The proper way is to measure all pros that do a task, then the ratio that did badly, then do the same thing for amateurs, and do so carefully (preferably somehow double blind) to remove cognitive bias. Then compare ratios.

When such things are done, I find almost every time notice my (and likely your) anecdotal claims vanish. I suspect this is such a case.

A good example is a friend owns a business that handles two cases of building things: doing it themselves first time, and fixing screwups done by amateurs. Literally (I've seen the books because I was surprised when he told me this) 75% of their revenue is repairing things people screwed up by not hiring pros, and then it costs much more. (It's related to wetland construction issues).


Then don't construct in a wetland? 90% of building involves avoiding risk, not developing Herculean skills to overcome risks.

It would be like if I lived in Thailand and then complained that I got electrocuted trying to set up a really complicated AC system. If you aren't willing to put in the time to do that kind of electrical work safely, then ask yourself why you really want to live in an area where that type of work is a pressing requirement.

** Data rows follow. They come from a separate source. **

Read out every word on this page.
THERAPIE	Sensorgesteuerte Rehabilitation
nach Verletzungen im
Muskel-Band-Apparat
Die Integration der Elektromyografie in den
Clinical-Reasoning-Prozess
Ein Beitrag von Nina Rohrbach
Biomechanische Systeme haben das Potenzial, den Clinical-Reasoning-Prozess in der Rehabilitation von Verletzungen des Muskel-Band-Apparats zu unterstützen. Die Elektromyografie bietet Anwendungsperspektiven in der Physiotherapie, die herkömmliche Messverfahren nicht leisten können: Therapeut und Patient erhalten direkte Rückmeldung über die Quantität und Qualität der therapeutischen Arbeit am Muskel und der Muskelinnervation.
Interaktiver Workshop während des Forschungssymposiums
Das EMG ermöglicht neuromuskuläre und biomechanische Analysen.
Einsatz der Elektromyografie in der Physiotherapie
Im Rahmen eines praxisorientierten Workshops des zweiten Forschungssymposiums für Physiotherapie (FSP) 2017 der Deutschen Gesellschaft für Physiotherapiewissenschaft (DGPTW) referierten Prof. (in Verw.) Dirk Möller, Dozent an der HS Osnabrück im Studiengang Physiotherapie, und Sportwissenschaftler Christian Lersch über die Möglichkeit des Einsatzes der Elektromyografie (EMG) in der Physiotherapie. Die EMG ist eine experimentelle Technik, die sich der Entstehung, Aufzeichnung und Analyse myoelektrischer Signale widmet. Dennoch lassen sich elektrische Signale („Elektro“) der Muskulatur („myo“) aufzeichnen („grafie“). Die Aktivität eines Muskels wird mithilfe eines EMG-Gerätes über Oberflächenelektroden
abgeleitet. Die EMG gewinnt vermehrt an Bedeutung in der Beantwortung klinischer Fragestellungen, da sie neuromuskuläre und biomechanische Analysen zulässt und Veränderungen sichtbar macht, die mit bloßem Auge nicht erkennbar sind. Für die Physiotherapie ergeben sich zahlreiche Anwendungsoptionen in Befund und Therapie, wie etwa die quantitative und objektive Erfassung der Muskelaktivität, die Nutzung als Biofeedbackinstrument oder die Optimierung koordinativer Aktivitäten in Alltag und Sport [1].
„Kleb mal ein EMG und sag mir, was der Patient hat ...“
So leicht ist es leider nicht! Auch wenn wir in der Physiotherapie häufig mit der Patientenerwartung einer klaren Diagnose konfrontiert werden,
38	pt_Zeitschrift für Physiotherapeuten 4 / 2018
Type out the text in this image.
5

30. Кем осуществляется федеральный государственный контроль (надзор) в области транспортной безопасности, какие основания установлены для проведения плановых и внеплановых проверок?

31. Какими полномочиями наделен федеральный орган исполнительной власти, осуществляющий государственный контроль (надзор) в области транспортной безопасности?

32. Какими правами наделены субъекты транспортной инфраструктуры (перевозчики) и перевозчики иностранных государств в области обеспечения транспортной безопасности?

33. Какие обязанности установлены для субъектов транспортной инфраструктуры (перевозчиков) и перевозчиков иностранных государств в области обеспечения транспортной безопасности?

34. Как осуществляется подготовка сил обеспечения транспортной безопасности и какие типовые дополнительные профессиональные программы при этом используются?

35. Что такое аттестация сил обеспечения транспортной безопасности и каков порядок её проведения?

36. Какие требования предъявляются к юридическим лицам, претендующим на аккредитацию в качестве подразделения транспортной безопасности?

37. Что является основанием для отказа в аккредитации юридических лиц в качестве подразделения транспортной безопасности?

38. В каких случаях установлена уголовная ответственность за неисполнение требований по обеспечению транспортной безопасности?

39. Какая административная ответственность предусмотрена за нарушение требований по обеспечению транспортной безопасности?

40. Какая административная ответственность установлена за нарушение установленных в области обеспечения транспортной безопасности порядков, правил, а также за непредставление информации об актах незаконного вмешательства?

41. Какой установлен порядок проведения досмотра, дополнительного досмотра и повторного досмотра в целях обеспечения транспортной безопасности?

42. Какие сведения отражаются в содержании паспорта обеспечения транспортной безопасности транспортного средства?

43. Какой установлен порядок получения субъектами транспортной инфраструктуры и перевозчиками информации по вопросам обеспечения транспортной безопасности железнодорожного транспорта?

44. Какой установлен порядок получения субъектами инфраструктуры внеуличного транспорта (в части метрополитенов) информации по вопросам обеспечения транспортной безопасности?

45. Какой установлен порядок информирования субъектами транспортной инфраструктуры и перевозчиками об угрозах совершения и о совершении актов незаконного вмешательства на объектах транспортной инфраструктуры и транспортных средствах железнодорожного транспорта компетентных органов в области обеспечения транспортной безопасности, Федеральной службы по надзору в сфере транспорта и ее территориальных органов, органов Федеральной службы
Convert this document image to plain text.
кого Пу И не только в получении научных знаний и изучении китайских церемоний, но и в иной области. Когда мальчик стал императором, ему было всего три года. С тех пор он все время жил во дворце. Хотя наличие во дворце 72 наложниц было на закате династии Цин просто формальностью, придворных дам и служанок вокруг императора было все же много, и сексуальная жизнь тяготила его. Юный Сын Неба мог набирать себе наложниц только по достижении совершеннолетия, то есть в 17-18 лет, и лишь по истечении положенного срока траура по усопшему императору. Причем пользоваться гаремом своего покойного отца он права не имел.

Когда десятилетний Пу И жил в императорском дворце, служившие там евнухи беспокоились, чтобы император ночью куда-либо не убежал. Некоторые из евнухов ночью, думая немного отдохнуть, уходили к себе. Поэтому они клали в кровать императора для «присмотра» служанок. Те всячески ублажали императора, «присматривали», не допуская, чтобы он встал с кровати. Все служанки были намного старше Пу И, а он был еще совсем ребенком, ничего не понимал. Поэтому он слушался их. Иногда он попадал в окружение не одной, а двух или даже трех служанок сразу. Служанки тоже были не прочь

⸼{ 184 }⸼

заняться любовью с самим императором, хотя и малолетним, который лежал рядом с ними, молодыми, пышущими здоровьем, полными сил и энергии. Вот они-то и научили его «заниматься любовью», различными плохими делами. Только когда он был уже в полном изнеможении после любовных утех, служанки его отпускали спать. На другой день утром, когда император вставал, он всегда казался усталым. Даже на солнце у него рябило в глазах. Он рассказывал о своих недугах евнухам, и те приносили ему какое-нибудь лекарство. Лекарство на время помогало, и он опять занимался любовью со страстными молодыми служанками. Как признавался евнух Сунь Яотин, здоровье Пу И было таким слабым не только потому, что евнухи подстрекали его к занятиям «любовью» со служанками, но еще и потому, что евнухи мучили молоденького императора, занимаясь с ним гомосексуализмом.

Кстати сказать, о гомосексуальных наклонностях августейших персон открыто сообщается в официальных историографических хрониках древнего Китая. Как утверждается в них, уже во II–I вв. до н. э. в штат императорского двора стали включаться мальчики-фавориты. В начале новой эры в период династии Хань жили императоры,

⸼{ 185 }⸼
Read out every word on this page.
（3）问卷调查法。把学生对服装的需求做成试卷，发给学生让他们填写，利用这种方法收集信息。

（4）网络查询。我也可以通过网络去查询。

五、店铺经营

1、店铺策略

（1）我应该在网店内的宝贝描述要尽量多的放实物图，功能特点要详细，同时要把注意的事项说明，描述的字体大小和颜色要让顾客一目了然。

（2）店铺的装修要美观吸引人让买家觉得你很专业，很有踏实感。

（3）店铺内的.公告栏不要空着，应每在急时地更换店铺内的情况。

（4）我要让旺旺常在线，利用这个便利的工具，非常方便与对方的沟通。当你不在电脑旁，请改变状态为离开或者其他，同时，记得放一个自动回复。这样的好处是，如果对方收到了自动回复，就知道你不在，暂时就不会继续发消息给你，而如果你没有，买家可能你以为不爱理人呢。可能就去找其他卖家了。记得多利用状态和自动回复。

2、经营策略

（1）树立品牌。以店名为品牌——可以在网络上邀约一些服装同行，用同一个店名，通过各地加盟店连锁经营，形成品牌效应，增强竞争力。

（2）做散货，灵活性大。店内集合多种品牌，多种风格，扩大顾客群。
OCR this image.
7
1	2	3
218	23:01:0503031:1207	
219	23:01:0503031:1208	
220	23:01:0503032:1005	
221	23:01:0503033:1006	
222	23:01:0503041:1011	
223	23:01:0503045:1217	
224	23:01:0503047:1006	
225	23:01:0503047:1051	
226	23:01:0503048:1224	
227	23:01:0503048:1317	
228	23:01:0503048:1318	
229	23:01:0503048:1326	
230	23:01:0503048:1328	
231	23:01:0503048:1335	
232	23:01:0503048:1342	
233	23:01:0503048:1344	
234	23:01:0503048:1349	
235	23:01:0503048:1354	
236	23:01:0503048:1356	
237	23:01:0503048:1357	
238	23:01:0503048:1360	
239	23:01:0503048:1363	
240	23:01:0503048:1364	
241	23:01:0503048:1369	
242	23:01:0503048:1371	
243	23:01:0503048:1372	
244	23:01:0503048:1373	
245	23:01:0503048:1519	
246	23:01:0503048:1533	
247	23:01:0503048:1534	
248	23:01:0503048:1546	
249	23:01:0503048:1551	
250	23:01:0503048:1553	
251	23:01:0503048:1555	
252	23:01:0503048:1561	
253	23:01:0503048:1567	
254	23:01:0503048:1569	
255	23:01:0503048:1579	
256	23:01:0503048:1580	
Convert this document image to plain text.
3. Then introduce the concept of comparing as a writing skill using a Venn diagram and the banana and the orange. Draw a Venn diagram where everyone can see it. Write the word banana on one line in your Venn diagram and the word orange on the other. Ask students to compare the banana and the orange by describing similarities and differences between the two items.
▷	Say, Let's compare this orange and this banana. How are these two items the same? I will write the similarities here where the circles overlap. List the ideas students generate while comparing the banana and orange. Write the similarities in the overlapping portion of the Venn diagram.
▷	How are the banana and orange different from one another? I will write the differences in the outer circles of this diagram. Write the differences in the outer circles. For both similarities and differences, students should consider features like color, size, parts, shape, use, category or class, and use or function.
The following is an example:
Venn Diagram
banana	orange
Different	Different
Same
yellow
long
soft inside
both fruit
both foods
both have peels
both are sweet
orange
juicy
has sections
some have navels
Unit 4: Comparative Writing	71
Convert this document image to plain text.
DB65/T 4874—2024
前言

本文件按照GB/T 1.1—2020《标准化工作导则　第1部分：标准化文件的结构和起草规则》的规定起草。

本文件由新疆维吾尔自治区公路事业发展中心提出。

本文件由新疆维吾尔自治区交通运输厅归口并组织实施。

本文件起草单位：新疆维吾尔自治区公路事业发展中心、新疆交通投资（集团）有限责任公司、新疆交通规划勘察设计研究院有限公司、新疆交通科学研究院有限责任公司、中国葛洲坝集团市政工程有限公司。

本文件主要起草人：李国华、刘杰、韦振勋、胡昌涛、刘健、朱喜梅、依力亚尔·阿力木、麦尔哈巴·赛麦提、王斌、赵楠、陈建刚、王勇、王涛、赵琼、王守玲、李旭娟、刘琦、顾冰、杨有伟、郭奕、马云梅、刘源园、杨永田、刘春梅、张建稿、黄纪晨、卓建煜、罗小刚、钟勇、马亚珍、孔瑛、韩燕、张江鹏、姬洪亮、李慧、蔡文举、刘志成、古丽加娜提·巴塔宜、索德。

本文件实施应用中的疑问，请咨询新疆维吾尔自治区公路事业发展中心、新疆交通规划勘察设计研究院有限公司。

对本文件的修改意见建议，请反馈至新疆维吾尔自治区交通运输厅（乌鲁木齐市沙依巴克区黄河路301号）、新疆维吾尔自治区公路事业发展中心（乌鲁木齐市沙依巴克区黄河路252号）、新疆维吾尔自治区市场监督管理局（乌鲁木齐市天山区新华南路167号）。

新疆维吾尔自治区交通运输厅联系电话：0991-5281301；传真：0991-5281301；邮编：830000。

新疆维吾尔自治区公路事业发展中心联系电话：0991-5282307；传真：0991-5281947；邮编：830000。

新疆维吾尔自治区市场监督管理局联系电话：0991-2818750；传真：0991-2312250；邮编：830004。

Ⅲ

I don't subscribe to your philosophy that all contractors are superheroes that are immune to messing things up. I'm not paying $125 an hour for a guy who lives in a tin shack to come and tell me how much of a pro he is just to disappear the moment I discover some deficiency in his work.


>Then don't construct in a wetland?

Failure through believing your skills are above what they are is not unique to wetland.

>I don't subscribe to your philosophy that all contractors are superheroes

I've never stated anything close to that. Since you've moved on to strawmen, there's no sense discussing further, since you apparently left this discussion some time back.